Nft flowtable 22.03.4

nonny · June 8, 2023, 1:08pm

Im confused by conflicting documentation on the web....

Currently the flowtable firewall rule inserted in the forwarding chain is:
'meta l4proto { tcp, udp } flow add @ft'

Surely that should be:
'meta l4proto { tcp, udp } flow offload @ft'

?

frollic · June 8, 2023, 1:10pm

the web is big, could you be more specific ?

dave14305 · June 8, 2023, 1:22pm

Looks right to me.

github.com

openwrt/firewall4/blob/4fbf6d75a4a9e523d1848a28d8a3ea095e870195/root/usr/share/firewall4/templates/ruleset.uc#L121-L123


      
          {% if (length(flowtable_devices) > 0): %}
          		meta l4proto { tcp, udp } flow offload @ft;
          {% endif %}

Compare fw4 -q print with nft list ruleset. Maybe nft is substituting the token on list output.

nonny · June 8, 2023, 1:58pm

Dave you are bang on.

nftables v1.0.2 (Lester Gooch)
'nft list ruleset' yields 'add' after explicitly setting 'offload' in the rule.

I had read somewhere on the nftables wiki that 'add' was for manually adding flows rather than automatically which rely on a conntrack'ed reply being sent. There are discrepancies between different document versions, not sure if early documentation was incorrect or the nftables api was unstable with earlier versions which confused me....either way it is now clear what is occurring.
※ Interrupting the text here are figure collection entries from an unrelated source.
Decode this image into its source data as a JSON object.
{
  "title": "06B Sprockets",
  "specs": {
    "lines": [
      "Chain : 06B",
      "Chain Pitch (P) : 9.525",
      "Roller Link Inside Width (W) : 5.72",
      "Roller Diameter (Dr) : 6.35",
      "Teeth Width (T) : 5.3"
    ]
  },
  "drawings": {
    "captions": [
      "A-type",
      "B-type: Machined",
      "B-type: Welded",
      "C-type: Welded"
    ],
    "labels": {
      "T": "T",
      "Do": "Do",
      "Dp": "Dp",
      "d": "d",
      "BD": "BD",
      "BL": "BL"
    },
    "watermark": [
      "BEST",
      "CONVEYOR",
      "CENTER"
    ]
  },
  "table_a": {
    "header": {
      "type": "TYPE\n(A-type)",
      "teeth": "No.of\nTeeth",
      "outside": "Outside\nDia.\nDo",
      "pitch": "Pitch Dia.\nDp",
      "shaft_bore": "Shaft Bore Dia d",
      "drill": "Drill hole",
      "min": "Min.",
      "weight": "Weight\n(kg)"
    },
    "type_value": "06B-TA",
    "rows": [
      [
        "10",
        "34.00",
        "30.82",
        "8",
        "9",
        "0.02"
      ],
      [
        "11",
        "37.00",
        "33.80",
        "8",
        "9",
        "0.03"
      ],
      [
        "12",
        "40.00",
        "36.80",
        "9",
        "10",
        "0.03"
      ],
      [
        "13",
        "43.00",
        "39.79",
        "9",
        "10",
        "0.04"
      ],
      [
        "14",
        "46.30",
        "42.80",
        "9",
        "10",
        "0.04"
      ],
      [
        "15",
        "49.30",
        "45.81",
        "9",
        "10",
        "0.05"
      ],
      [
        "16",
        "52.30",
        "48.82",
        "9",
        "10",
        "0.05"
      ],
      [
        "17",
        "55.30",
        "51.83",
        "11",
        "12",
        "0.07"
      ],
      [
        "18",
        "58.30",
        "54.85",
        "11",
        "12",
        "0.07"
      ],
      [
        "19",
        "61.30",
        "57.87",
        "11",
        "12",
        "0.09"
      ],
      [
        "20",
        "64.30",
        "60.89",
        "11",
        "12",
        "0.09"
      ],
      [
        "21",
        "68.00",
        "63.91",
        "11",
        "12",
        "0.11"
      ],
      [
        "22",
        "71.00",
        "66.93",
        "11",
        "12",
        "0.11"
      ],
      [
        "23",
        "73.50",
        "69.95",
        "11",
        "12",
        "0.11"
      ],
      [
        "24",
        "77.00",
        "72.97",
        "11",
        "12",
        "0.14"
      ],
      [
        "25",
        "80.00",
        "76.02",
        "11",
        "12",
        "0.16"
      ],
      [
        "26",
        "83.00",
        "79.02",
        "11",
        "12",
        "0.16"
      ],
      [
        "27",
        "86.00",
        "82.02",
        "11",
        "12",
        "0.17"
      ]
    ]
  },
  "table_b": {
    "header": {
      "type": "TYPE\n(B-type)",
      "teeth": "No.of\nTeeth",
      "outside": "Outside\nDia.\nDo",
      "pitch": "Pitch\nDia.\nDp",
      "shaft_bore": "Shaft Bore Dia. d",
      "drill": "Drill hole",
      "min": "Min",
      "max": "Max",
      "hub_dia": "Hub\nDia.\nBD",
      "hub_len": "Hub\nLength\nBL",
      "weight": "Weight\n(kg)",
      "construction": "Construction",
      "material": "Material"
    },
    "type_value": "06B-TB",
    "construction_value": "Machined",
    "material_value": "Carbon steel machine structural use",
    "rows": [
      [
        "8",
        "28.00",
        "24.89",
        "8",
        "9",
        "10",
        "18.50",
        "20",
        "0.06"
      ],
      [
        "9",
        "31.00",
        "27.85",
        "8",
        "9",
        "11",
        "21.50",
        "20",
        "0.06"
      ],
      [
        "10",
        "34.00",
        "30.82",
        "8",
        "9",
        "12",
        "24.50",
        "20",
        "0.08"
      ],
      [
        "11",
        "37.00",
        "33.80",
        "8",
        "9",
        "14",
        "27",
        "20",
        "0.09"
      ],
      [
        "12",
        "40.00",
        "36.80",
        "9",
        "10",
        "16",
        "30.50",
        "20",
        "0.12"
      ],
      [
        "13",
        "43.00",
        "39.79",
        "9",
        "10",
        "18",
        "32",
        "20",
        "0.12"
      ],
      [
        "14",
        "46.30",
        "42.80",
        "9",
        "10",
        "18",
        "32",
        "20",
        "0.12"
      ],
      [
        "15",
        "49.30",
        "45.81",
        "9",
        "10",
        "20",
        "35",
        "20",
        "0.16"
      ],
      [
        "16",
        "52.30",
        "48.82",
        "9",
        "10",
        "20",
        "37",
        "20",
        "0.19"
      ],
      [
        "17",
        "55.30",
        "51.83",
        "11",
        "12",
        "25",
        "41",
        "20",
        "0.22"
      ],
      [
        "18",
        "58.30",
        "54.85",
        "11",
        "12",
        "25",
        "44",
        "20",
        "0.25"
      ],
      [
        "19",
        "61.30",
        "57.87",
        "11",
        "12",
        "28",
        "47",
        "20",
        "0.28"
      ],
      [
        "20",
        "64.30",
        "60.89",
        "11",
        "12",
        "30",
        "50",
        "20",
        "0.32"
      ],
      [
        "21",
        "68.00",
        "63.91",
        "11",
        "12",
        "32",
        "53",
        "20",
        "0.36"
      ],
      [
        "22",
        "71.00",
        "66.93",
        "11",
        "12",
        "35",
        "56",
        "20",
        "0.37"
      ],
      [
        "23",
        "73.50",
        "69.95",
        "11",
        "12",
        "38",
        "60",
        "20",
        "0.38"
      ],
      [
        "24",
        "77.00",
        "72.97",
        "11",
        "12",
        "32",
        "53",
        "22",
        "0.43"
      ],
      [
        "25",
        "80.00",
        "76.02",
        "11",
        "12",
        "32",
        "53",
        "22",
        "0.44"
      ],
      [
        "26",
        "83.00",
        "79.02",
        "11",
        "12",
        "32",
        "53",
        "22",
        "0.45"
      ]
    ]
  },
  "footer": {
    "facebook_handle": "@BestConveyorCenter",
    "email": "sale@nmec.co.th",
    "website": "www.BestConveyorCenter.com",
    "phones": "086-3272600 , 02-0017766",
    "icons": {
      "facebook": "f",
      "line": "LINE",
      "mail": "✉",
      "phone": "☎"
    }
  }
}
Thanks for your prompt response.

dave14305 · June 8, 2023, 8:46pm

This commit seems to indicate the official syntax changed from offload to add in 2019.

http://git.netfilter.org/nftables/commit/?id=4795a994e2810c63d8da19b5f75854db470e4a6c

system · June 18, 2023, 8:46pm

This topic was automatically closed 10 days after the last reply. New replies are no longer allowed.